In southern Utah, a man and woman from Italy were returning to their Kodachrome Basin State Park campsite on Saturday night when the ground under the pavement gave way due to heavy flooding and sent their car into the Paria River, Garfield County sheriff's deputies said.
The car came to a rest upside-down about 150 yards downstream in the middle of the river and Sussana Dursi, 47, and Roberto Bellocci, 62, had to be rescued by watercraft. Their hometown was not immediately released.
Both suffered extreme hypothermia and were taken to the hospital, where they are expected to make a full recovery, sheriff's spokeswoman Cheryl Church said.
"They were able to escape soaking wet and covered in mud through the broken back window and climb on top of the upturned car," Church said in a statement.

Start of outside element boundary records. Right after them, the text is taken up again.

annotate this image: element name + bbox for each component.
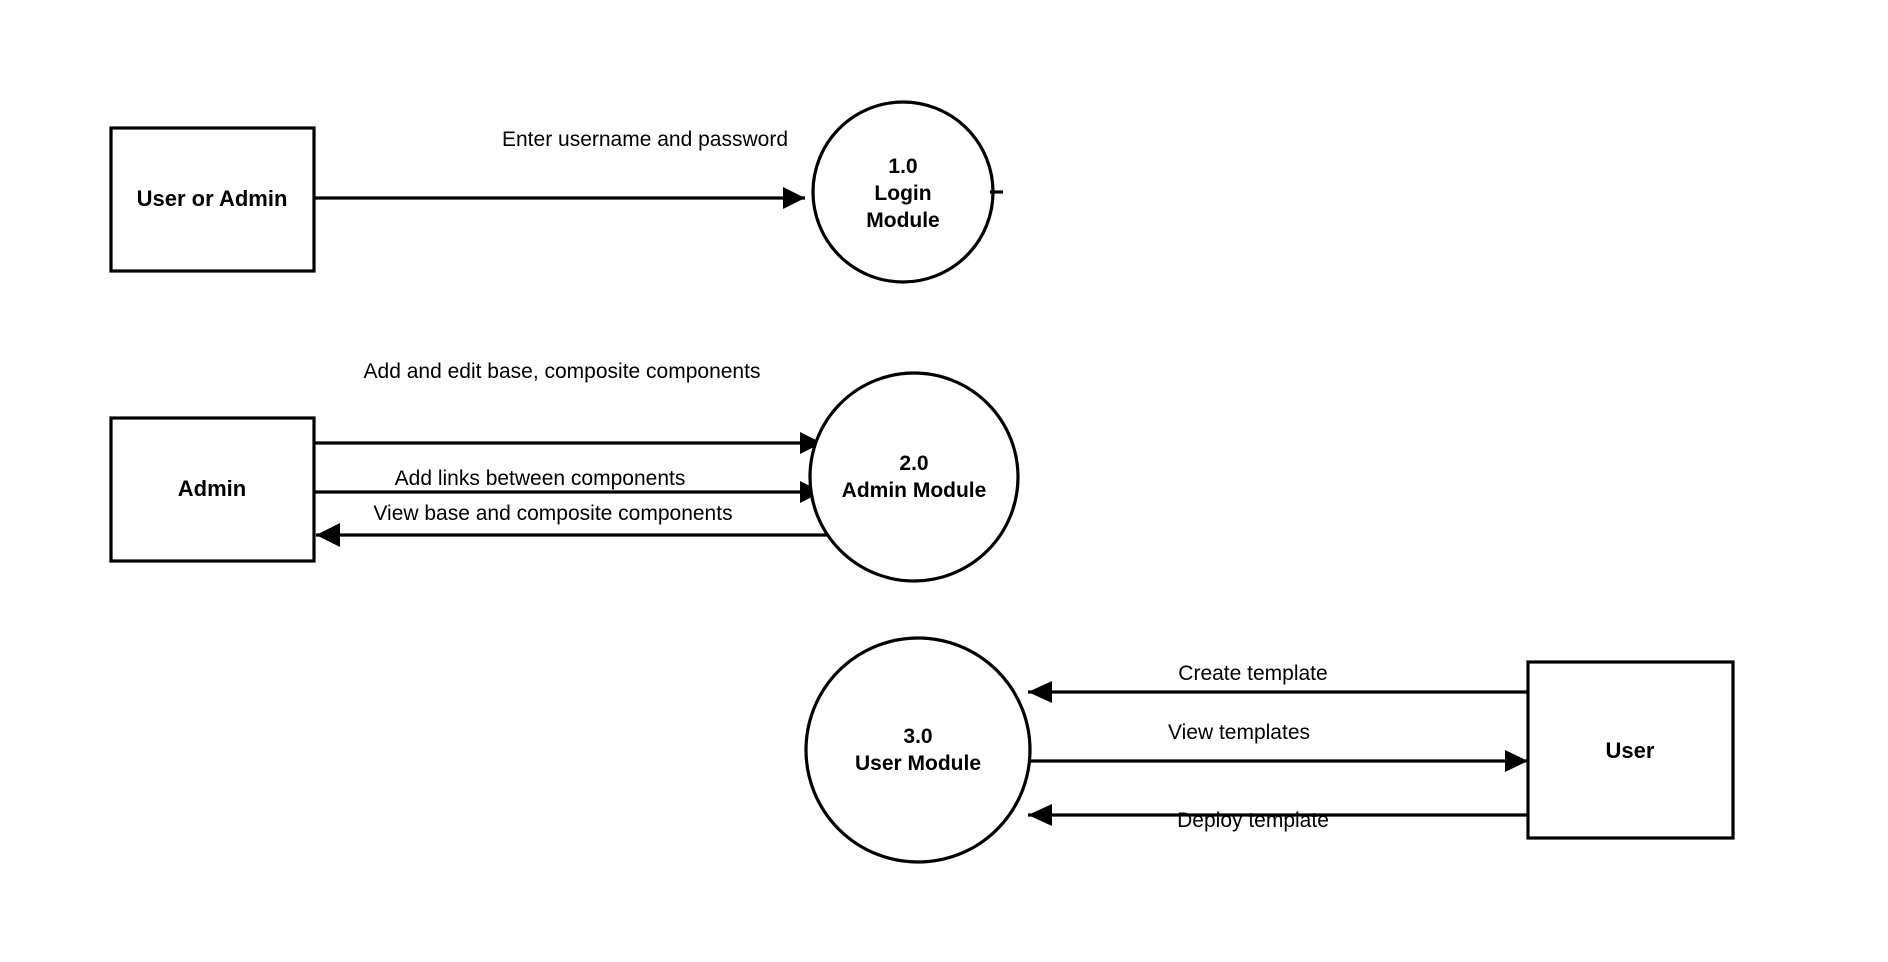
entity-admin-label: Admin <box>178 476 246 501</box>
flow-create-template-arrowhead <box>1028 681 1052 703</box>
flow-add-edit-components-label: Add and edit base, composite components <box>364 360 761 383</box>
entity-user-or-admin[interactable]: User or Admin <box>109 126 316 273</box>
process-login-module-number: 1.0 <box>888 155 917 178</box>
flow-view-components-arrowhead <box>316 523 340 547</box>
flow-view-components-label: View base and composite components <box>373 502 732 525</box>
entity-user-box[interactable] <box>1526 660 1735 840</box>
process-admin-module-name-line-1: Admin Module <box>842 479 987 502</box>
process-login-module-name-line-2: Module <box>866 209 940 232</box>
flow-enter-credentials-arrowhead <box>783 187 805 209</box>
process-login-module[interactable]: 1.0 Login Module <box>811 100 1003 284</box>
flow-view-templates-arrowhead <box>1505 750 1528 772</box>
flow-view-templates[interactable]: View templates <box>1030 721 1528 772</box>
process-user-module-number: 3.0 <box>903 725 932 748</box>
entity-user[interactable]: User <box>1526 660 1735 840</box>
process-admin-module[interactable]: 2.0 Admin Module <box>808 371 1020 583</box>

The erosion of the ground under the road occurred immediately after they had crossed a bridge over the river, she said, and left a gaping hole adjacent to the bridge.
In central Utah, flooding shut down a sewage treatment plant and damaged at least 24 homes in Carbon County.
The county and the town of Wellington declared a state of emergency due to widespread flooding after severe thunderstorms Saturday, sheriff's Chief Deputy Tom Stefanoff told KSL.
The sewage treatment plant was shut down after it became inundated in 4 feet of water and leaked into the Price River on Sunday.
In northern Utah, dozens of young people attending an outdoor party in the Utah high desert were rescued early Saturday after heavy rain left them stranded in mud.
An estimated 100 people gathered for the party and bonfire late Friday at Lone Rock in Tooele County, about 50 miles west of Salt Lake City, authorities said.
Some 30 vehicles became stuck in mud after a couple of inches of rain caused party-goers to leave, said Bucky Whitehouse, the county's emergency management director.